Weidmann : "Je ferais rapidement avancer la sortie du programme d'achats"

Entretien avec "Börsen-Zeitung"

Propos de Jens Weidmann recueillis par Claus Döring, Detlef Fechtner et Mark Schrörs.
Traduction: Deutsche Bundesbank

Monsieur Weidmann, pour commencer, pourriez-vous s'il vous plaît nous expliquer la chose suivante : pourquoi est-ce un problème si l'inflation dans la zone euro, au lieu d'être proche de 2 %, comme cela est souhaité, s'élève à 1,3 %, comme cela est le cas actuellement, ou à 1,6 %, comme le prévoit la Banque centrale européenne (BCE) pour 2019 ?

En principe, cela n'est pas problématique du tout. Mais le fait est que de nombreuses banques centrales – et pas uniquement au sein de l'Eurosystème – visent un certain taux d'inflation légèrement positif qui, en règle générale, se situe autour de 2 %. Il est une question de crédibilité et s'avère en outre important pour l'efficacité de la politique monétaire que les banques centrales alignent leur politique monétaire sur cet objectif et que les acteurs du marché orientent leurs décisions économiques vers ce fil conducteur.
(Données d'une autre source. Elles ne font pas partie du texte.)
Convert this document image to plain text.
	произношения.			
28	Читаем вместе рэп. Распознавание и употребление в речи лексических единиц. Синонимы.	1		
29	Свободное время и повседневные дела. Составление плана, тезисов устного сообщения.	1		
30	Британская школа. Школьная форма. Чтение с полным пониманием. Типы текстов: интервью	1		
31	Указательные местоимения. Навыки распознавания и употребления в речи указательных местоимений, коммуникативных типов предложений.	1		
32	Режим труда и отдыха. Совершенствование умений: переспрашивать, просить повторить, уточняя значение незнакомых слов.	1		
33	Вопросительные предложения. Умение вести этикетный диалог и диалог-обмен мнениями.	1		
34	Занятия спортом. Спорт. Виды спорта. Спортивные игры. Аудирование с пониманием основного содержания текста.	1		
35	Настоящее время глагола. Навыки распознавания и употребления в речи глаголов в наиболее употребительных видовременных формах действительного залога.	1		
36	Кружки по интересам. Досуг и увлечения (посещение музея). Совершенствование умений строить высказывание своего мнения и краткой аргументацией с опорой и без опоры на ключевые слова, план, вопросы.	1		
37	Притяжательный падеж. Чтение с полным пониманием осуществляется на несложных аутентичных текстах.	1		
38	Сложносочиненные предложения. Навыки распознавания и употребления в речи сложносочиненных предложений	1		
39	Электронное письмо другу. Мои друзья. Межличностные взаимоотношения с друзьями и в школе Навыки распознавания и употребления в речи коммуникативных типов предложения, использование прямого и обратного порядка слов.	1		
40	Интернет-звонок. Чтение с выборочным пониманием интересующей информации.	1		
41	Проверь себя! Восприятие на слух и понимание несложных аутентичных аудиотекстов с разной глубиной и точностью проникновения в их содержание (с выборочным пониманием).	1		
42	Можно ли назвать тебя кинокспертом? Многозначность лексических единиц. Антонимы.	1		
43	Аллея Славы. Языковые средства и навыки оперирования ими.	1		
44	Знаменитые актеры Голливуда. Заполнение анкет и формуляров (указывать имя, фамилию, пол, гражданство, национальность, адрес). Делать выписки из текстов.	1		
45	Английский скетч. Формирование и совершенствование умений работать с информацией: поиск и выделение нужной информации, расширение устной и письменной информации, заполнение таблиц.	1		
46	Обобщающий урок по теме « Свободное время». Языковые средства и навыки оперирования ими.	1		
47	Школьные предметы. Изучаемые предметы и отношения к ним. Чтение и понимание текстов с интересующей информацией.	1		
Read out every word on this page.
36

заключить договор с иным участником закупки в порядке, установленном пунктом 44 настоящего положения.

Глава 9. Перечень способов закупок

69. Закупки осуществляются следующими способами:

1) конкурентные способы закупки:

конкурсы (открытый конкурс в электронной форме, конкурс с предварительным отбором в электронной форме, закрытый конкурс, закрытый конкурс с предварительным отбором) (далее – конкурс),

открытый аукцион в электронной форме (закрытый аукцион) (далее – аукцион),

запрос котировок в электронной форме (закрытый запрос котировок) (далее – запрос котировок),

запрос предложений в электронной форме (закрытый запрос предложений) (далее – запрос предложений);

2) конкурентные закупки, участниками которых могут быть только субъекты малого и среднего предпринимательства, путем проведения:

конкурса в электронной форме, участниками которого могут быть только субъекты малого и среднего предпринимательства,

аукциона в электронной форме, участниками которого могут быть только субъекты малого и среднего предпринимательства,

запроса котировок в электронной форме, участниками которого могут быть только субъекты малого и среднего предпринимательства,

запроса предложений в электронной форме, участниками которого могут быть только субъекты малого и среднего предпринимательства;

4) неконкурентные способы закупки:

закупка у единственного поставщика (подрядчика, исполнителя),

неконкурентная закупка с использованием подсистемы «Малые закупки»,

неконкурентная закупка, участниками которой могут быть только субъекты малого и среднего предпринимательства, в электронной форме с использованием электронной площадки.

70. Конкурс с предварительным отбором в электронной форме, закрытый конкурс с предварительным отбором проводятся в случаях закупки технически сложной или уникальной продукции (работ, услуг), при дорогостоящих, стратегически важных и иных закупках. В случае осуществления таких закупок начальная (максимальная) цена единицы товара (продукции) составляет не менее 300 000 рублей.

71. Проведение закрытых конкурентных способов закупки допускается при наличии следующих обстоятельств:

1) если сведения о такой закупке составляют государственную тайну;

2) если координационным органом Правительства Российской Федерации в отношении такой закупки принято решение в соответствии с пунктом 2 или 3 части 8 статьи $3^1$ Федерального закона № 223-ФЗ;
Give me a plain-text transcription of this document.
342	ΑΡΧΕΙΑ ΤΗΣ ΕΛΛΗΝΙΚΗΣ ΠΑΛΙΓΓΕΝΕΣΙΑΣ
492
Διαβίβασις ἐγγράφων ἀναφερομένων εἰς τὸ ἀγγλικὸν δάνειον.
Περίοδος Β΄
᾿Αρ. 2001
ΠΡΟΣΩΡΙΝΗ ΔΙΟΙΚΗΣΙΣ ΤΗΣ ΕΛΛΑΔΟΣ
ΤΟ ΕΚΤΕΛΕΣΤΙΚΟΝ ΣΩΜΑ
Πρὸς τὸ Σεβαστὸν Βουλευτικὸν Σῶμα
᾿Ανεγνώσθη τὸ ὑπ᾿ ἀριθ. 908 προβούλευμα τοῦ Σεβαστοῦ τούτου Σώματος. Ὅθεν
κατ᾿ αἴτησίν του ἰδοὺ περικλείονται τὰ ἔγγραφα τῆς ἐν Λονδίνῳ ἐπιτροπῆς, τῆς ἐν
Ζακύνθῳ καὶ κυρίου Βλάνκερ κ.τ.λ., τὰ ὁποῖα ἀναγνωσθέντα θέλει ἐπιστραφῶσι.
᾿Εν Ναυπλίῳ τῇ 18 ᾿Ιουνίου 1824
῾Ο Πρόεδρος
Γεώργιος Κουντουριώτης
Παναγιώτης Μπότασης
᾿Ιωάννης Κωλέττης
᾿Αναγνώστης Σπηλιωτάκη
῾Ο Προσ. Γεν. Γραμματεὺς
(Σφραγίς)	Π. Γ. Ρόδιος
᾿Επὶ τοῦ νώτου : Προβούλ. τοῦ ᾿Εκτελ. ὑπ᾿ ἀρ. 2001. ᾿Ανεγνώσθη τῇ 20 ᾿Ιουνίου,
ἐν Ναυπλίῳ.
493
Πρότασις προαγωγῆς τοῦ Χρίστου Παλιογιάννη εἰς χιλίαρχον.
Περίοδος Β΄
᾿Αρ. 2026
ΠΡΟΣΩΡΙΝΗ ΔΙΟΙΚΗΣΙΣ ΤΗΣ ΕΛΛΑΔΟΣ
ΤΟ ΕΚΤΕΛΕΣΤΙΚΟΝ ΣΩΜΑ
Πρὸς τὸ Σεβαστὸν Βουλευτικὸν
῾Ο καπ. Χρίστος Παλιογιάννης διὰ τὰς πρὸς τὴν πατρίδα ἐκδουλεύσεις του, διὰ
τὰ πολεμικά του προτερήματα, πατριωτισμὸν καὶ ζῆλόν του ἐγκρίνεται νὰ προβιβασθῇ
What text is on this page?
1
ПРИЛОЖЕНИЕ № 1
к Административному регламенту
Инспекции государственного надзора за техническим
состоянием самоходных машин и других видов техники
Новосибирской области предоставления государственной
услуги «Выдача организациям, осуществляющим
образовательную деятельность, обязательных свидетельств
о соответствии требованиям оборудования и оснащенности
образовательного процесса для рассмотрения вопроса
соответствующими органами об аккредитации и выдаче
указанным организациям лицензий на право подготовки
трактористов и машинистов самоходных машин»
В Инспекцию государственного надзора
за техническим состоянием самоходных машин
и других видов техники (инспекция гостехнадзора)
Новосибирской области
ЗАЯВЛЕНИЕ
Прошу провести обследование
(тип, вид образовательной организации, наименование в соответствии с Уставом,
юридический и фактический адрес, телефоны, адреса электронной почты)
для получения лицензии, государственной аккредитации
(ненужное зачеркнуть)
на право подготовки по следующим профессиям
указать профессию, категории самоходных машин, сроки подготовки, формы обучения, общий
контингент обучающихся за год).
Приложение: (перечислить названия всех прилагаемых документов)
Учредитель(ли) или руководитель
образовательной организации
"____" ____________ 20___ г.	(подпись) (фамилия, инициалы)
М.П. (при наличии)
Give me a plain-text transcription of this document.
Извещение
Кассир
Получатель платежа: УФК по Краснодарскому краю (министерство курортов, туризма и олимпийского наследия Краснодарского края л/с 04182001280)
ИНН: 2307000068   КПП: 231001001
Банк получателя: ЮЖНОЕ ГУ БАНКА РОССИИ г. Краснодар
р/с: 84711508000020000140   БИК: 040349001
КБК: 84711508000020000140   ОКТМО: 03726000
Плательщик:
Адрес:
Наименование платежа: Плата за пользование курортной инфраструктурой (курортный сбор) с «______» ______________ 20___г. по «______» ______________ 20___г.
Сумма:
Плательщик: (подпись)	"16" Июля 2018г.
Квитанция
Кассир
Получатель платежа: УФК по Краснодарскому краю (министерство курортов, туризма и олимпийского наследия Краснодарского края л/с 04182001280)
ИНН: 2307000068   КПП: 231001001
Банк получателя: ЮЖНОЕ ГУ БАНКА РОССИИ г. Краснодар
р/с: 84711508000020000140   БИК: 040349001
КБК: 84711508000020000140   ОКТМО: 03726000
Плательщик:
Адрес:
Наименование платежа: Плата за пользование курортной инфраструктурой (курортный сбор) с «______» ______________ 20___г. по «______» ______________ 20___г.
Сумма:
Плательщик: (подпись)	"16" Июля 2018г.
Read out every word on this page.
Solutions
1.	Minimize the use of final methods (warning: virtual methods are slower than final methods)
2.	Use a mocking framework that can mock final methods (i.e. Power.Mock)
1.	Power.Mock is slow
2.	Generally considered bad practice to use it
De nombreux citoyens, en particulier en Allemagne, croient néanmoins vivre dans un monde à l'envers : avec une BCE qui essaie par tous les moyens de créer de l'inflation au lieu de la combattre comme cela était le cas auparavant.

Dans ce contexte, on oublie souvent qu'à l'époque du Deutsche Mark, la Bundesbank ne voulait pas non plus parvenir à un taux d'inflation nul. Elle s'était en dernier lieu fixée pour objectif en matière de masse monétaire d'atteindre un taux d'inflation de 1,5 %. Il y a en effet de bonnes raisons de//pour faire légèrement progresser le niveau des prix. Ainsi, nous voulons par exemple maintenir un certain écart par rapport à la limite des taux nuls qui en raison de rigidités nominales posent des problèmes à la politique monétaire et peuvent pousser les acteurs à prendre des mesures non conventionnelles. Pour ma part, je n'ai pas encore vu une évidence scientifique convaincante qui remet fondamentalement en question l'objectif des 2 %.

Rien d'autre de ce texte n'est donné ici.